Why Teams Governance Matters for Enterprise

Microsoft Teams is the collaboration backbone for 320+ million monthly active users. In enterprise environments with 10,000+ employees, ungoverned Teams deployments create sprawl (hundreds of abandoned teams), security gaps (uncontrolled guest access), compliance violations (missing retention policies), and management headaches (no naming standards, no lifecycle policies). A formal governance framework transforms Teams from a liability into a governed, auditable collaboration platform.

Quick Answer: A Microsoft Teams governance framework consists of seven pillars: team creation policy (approval workflows vs. self-service with guardrails), naming conventions (Azure AD naming policies), lifecycle management (expiration, archival, deletion), guest access controls (conditional access, domain restrictions, access reviews), channel governance, compliance (retention, DLP, legal hold), and monitoring automation (Power Automate + Microsoft Graph).
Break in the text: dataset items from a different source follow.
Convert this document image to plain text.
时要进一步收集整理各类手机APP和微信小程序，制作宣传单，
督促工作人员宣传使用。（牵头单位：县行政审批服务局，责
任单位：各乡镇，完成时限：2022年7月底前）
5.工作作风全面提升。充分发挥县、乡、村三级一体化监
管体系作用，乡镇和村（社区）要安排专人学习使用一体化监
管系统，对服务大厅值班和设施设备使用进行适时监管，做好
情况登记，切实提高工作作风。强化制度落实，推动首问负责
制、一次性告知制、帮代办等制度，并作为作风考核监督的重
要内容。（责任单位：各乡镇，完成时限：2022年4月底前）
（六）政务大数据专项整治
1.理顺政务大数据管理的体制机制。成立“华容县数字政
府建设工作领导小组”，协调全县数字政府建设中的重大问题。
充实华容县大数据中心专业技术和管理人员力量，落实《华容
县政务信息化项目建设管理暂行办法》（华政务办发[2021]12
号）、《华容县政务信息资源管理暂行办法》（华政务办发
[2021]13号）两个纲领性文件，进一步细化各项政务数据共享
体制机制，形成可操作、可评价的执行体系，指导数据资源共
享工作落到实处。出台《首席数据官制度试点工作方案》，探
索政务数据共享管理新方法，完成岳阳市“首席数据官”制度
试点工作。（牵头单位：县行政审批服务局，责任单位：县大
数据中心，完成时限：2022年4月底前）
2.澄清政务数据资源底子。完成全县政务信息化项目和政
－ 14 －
Enterprise organizations should implement all seven pillars before Teams sprawl becomes unmanageable.

EPC Group has implemented Teams governance frameworks for organizations with 5,000 to 100,000+ users across healthcare, financial services, government, and education. This guide covers every governance pillar with actionable implementation steps.

Creation Policy

Who can create teams and how

Naming Standards

Consistent, enforceable conventions

Lifecycle

Expiration, archival, deletion

Compliance

Retention, DLP, legal hold

Pillar 1: Team Creation Policy

The team creation policy is the single most impactful governance decision. Unrestricted creation leads to hundreds of duplicate, abandoned, or ungoverned teams within months. Overly restrictive policies drive shadow IT adoption. The correct approach balances productivity with control.
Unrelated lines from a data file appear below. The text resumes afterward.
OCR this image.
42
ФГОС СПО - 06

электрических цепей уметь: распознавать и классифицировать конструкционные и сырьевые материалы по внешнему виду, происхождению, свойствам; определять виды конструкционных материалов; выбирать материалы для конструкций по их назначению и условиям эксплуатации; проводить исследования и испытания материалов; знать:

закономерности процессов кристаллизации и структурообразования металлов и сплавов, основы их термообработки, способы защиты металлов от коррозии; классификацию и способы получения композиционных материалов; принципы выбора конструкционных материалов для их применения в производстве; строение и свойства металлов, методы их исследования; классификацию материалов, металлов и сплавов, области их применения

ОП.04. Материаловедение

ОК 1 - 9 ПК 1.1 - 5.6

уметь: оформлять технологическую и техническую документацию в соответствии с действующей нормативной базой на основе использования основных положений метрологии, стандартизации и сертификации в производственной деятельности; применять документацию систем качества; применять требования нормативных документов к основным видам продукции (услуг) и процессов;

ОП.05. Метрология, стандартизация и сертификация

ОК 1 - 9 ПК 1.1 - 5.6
IT-Controlled (Approval Required)

  • All team creation goes through IT approval workflow
  • Ensures naming conventions, classification, and ownership
  • Prevents sprawl but can frustrate users if slow
  • Best for: highly regulated industries (healthcare, government)
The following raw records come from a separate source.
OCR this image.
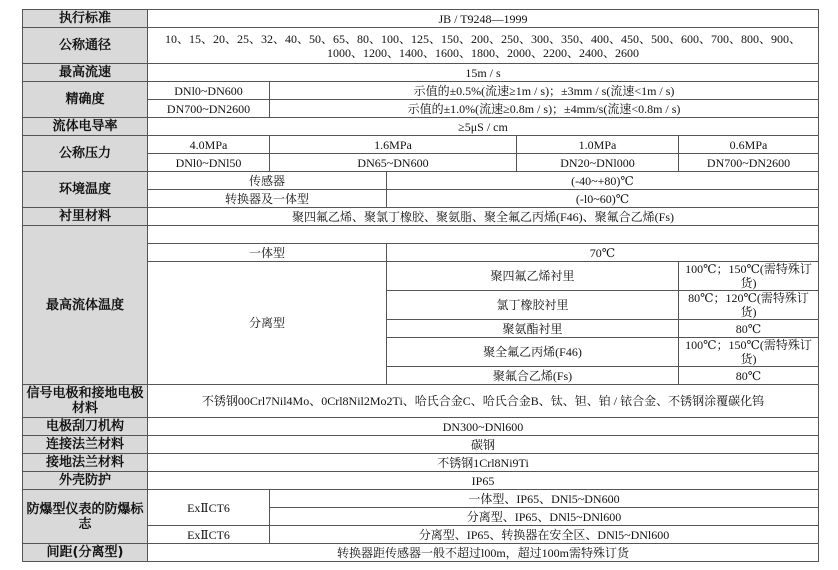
执行标准	JB / T9248—1999				
公称通径	10、15、20、25、32、40、50、65、80、100、125、150、200、250、300、350、400、450、500、600、700、800、900、1000、1200、1400、1600、1800、2000、2200、2400、2600				
最高流速	15m / s				
精确度	DNl0~DN600	示值的±0.5%(流速≥1m / s)；±3mm / s(流速<1m / s)			
	DN700~DN2600	示值的±1.0%(流速≥0.8m / s)；±4mm/s(流速<0.8m / s)			
流体电导率	≥5μS / cm				
公称压力	4.0MPa	1.6MPa		1.0MPa	0.6MPa
	DNl0~DNl50	DN65~DN600		DN20~DNl000	DN700~DN2600
环境温度	传感器		(-40~+80)℃		
	转换器及一体型		(-l0~60)℃		
衬里材料	聚四氟乙烯、聚氯丁橡胶、聚氨脂、聚全氟乙丙烯(F46)、聚氟合乙烯(Fs)				
最高流体温度					
	一体型		70℃		
	分离型		聚四氟乙烯衬里		100℃；150℃(需特殊订货)
			氯丁橡胶衬里		80℃；120℃(需特殊订货)
			聚氨酯衬里		80℃
			聚全氟乙丙烯(F46)		100℃；150℃(需特殊订货)
			聚氟合乙烯(Fs)		80℃
信号电极和接地电极材料	不锈钢00Crl7Nil4Mo、0Crl8Nil2Mo2Ti、哈氏合金C、哈氏合金B、钛、钽、铂 / 铱合金、不锈钢涂覆碳化钨				
电极刮刀机构	DN300~DNl600				
连接法兰材料	碳钢				
接地法兰材料	不锈钢1Crl8Ni9Ti				
外壳防护	IP65				
防爆型仪表的防爆标志	ExⅡCT6	一体型、IP65、DNl5~DN600			
		分离型、IP65、DNl5~DNl600			
	ExⅡCT6	分离型、IP65、转换器在安全区、DNl5~DNl600			
间距(分离型)	转换器距传感器一般不超过l00m，超过100m需特殊订货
Self-Service with GuardrailsRecommended

  • Designated creators (managers+) can create freely
  • Automatic naming policy and sensitivity label enforcement
  • Default expiration policy applied (90/180/365 days)
  • Best for: most enterprises — balances speed with governance

Implementation: Restrict Microsoft 365 group creation using Azure AD PowerShell to specific security groups. Deploy a Power Automate approval flow triggered by group creation events for non-authorized users. This takes 2-4 hours to implement with Azure AD Premium P1.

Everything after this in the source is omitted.